Step 3: Find the People Who Care

A place-based project will work best when backed by those who have an interest in the future of the place.

Who—besides you—may care that a place survives? Reaching out to these stakeholders and learning their varied perspectives on a place may foster surprising alliances, attract additional funds and supporters, and ultimately provide resources and open doors that will help you complete the project more effectively and efficiently.

At the very least, reaching out to others who care about this place will help you to determine where others stand on the key issues. You may discover that you have more allies in protecting it than you thought.

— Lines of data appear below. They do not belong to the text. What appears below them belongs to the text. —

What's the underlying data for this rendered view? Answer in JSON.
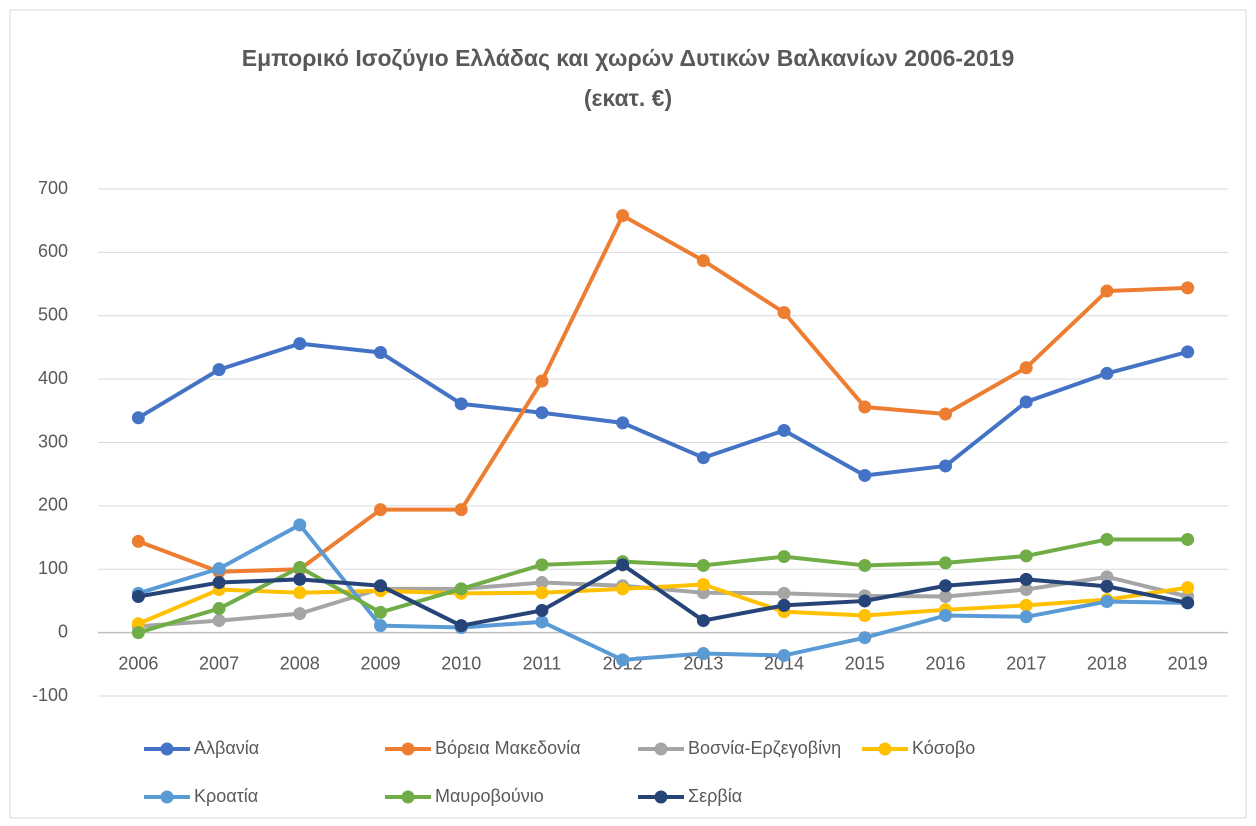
{
  "chart_data": {
    "type": "line",
    "title": [
      "Εμπορικό Ισοζύγιο Ελλάδας και χωρών Δυτικών Βαλκανίων 2006-2019",
      "(εκατ. €)"
    ],
    "categories": [
      "2006",
      "2007",
      "2008",
      "2009",
      "2010",
      "2011",
      "2012",
      "2013",
      "2014",
      "2015",
      "2016",
      "2017",
      "2018",
      "2019"
    ],
    "ylim": [
      -100,
      700
    ],
    "yticks": [
      -100,
      0,
      100,
      200,
      300,
      400,
      500,
      600,
      700
    ],
    "grid": true,
    "legend": "bottom",
    "series": [
      {
        "name": "Αλβανία",
        "color": "#4472c4",
        "values": [
          339,
          415,
          456,
          442,
          361,
          347,
          331,
          276,
          319,
          248,
          263,
          364,
          409,
          443
        ]
      },
      {
        "name": "Βόρεια Μακεδονία",
        "color": "#ed7d31",
        "values": [
          144,
          96,
          100,
          194,
          194,
          397,
          658,
          587,
          505,
          356,
          345,
          418,
          539,
          544
        ]
      },
      {
        "name": "Βοσνία-Ερζεγοβίνη",
        "color": "#a5a5a5",
        "values": [
          10,
          19,
          30,
          69,
          69,
          79,
          74,
          63,
          62,
          58,
          57,
          68,
          88,
          57
        ]
      },
      {
        "name": "Κόσοβο",
        "color": "#ffc000",
        "values": [
          14,
          68,
          63,
          66,
          62,
          63,
          69,
          76,
          33,
          27,
          36,
          43,
          52,
          71
        ]
      },
      {
        "name": "Κροατία",
        "color": "#5b9bd5",
        "values": [
          62,
          101,
          170,
          11,
          8,
          17,
          -43,
          -33,
          -36,
          -8,
          27,
          25,
          49,
          47
        ]
      },
      {
        "name": "Μαυροβούνιο",
        "color": "#70ad47",
        "values": [
          0,
          38,
          103,
          32,
          69,
          107,
          112,
          106,
          120,
          106,
          110,
          121,
          147,
          147
        ]
      },
      {
        "name": "Σερβία",
        "color": "#264478",
        "values": [
          57,
          79,
          84,
          74,
          11,
          35,
          107,
          19,
          43,
          50,
          74,
          84,
          73,
          47
        ]
      }
    ]
  }
}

Here are some general suggestions for identifying stakeholders:

1. Identify the groups that use the place, have an interest in the place, or would be affected if the place were lost. In the case of Nathan's Famous, for instance, this might include:

  • The individuals and families that eat there
  • The people who work there
  • The residents and visitors who use it as a visual landmark
  • Historians of New York City
  • Tourism and economic development professionals

2. Try to be as specific as possible when you identify constituents. General categories (business owners, local activists) are less useful than detailed information (e.g., what kinds of businesses? activists for which constituencies and/or issues?). You may learn that the demographics are more varied than you originally knew.

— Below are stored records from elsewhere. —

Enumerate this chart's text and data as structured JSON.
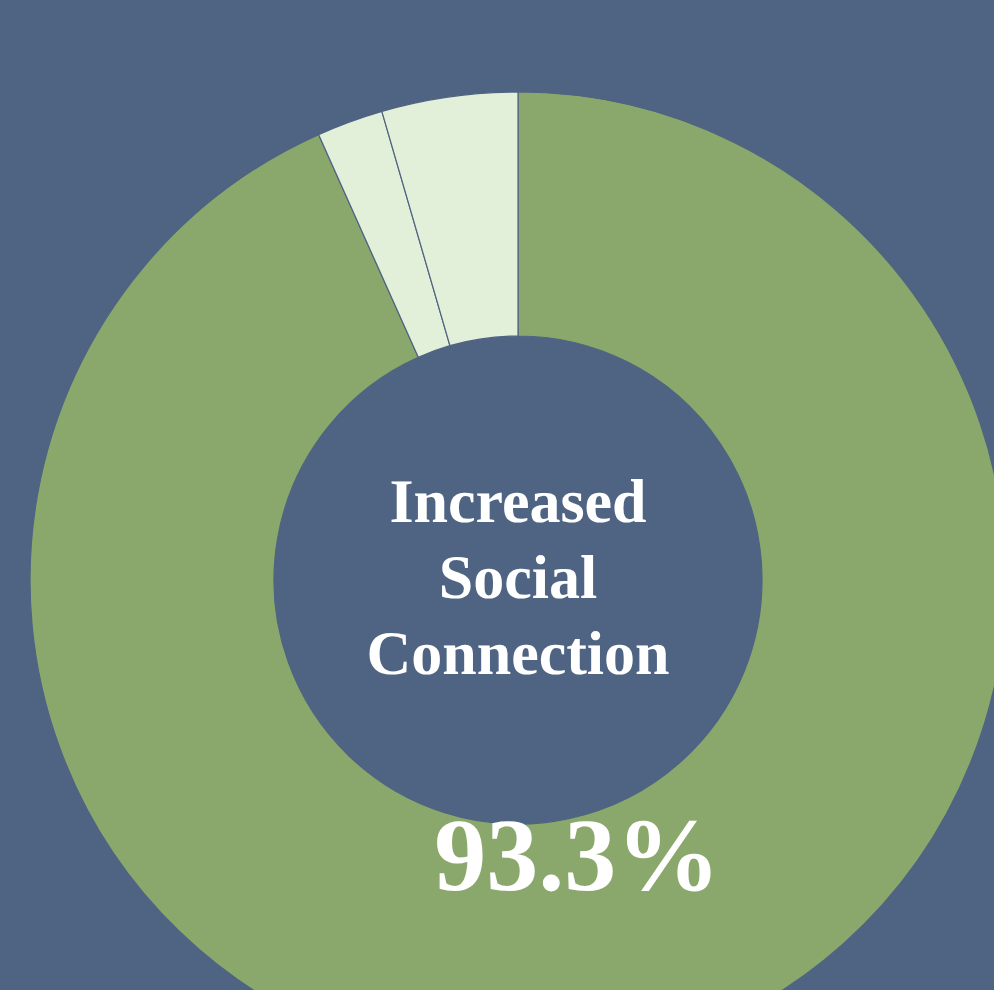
{
  "chart_data": {
    "type": "donut",
    "title": "Increased Social Connection",
    "categories": [
      null,
      null,
      null
    ],
    "values": [
      93.3,
      2.2,
      4.5
    ],
    "colors": [
      "#8ba86c",
      "#e2efd9",
      "#e2efd9"
    ],
    "value_labels": [
      "93.3%",
      null,
      null
    ]
  }
}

For instance, you may believe that a particular corner store is of importance to the local Latino community, only to discover that its real relevance, more specifically, is to those community members who are from a particular village in Mexico. Or that the teenagers using a particular park are all skateboarders, for example, or students from a local high school.

3. Public spaces, in particular, can host the activities of multiple groups who barely recognize each other's existence. Cast your net widely.